May 2018

Recently, a mom reached out to me asking about 504 plansand self-advocacy. Her daughter was struggling with when to ask for accommodations and when to be “like everybody else.” It’s a tough call for growing kids – they want to be like everyone else even if that means that sometimes they suffer silently. Here is a great article on this topic.  From that article, I found this definition: “Self-advocacy is a skill that allows kids to understand their strengths and weaknesses, know what they need to succeed and communicate that to other people.”

No doubt, when your child was a toddler you heard the infamous word “mine.”  What you probably thought is that the kid is not willing to share! But did you perhaps think that this is the first step in your child’s journey towards self-advocacy?

When do we parents of special children start to teach them about self-advocacy?  My answer is not soon enough.  Special children more than others, need to be able to assertively and comfortably ask for what they need.  And that can start as early as when they start to talk or gesture. Our kids will have to rely on the self-advocacy skills they learn early on for the rest of their lives.  

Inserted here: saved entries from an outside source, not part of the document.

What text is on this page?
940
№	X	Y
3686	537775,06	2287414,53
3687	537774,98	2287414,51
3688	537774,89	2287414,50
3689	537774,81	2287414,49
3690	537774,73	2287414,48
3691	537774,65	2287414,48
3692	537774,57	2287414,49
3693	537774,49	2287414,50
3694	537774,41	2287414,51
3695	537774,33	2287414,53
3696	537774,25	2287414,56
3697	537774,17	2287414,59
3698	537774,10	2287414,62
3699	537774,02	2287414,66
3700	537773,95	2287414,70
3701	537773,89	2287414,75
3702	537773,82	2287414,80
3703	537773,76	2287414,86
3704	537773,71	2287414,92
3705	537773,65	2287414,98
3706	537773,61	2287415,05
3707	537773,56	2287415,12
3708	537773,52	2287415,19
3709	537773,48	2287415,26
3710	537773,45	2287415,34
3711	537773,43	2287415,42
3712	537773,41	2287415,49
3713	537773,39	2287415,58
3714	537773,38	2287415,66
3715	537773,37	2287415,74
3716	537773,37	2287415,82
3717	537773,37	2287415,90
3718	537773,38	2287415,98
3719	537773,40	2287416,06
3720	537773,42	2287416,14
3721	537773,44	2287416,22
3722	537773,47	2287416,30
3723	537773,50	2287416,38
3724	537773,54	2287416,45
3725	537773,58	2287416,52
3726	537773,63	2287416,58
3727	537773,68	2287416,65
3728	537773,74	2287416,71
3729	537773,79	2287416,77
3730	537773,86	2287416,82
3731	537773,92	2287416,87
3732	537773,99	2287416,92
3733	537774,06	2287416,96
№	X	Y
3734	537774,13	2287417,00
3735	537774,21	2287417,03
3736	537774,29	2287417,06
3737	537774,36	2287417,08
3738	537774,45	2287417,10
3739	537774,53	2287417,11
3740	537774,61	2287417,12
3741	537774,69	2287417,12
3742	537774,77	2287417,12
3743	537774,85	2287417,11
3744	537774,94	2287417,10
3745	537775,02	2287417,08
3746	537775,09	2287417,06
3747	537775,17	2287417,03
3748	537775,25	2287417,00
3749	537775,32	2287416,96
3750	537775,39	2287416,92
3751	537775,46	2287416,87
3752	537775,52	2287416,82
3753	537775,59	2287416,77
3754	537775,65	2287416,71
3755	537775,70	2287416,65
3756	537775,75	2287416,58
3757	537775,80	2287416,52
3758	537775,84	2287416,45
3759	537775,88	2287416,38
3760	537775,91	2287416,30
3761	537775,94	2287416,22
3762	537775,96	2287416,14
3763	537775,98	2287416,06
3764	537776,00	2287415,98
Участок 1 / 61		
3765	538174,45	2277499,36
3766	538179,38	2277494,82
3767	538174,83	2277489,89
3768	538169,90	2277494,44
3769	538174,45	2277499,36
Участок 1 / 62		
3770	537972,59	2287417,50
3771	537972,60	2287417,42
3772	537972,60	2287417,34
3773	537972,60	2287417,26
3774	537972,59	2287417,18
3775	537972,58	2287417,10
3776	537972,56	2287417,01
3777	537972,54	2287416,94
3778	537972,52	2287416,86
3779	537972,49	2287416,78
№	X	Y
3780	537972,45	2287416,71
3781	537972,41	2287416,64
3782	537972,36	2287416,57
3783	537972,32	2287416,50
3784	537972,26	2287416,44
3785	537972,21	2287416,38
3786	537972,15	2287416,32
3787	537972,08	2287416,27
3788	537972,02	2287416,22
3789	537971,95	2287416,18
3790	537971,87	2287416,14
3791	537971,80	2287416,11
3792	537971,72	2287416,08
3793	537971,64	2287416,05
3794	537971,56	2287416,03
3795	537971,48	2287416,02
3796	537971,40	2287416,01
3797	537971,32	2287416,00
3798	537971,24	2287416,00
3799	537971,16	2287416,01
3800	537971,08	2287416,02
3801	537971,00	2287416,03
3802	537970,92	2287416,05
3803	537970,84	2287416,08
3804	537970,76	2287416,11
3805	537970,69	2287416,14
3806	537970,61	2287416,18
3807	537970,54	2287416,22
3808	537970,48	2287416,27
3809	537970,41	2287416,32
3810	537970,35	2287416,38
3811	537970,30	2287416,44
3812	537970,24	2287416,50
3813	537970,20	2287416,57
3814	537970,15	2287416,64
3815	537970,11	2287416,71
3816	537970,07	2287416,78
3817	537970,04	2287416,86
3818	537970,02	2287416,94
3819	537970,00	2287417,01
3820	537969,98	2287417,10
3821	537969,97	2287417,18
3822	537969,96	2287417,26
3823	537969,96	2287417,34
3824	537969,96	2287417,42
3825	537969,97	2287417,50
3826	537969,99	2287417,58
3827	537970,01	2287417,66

Here are a just few examples of when a special child will need to self-advocate in the classroom setting:

  • preferential seating
  • extended time on tests and assignments
  • reduced homework or classwork
  • verbal, visual, or technology aids
  • modified textbooks or audio-video materials
  • adjusted class schedules and/or grading
  • verbal testing
  • excused lateness, absence, or missed classwork

Sometimes kids need help figuring all that out, and in those situations the process starts with us – their parents. There are many things that we can do to assist them in their journey towards developing strong self-advocacy skills.  Here are some ideas:

  • Remind your child that asking for help is a good thing
  • Let your child have a say in educational decisions
  • Encourage your child to attend his or her IEP meetings
  • Consider putting in self-advocacy goals in the IEP

Despite our best efforts, sometimes our children need professional help in developing their self-advocacy skills. Don’t take this personally – the home environment is where kids feel protected and don’t want to do the things they must do in the real world.  If your child needs some nudging to find their voice, here are a few resources to help with the process:

  • School Case Manager. He or she sees a different version of our children.  The case manager can often assist with IEP goals to increase self-advocacy
  • Therapist. A therapist has experience with how to boost self-esteem and self-confidence which ultimately lead to good self-advocacy skills

So, when your toddler says “mine,” embrace them and encourage their journey towards self-advocacy!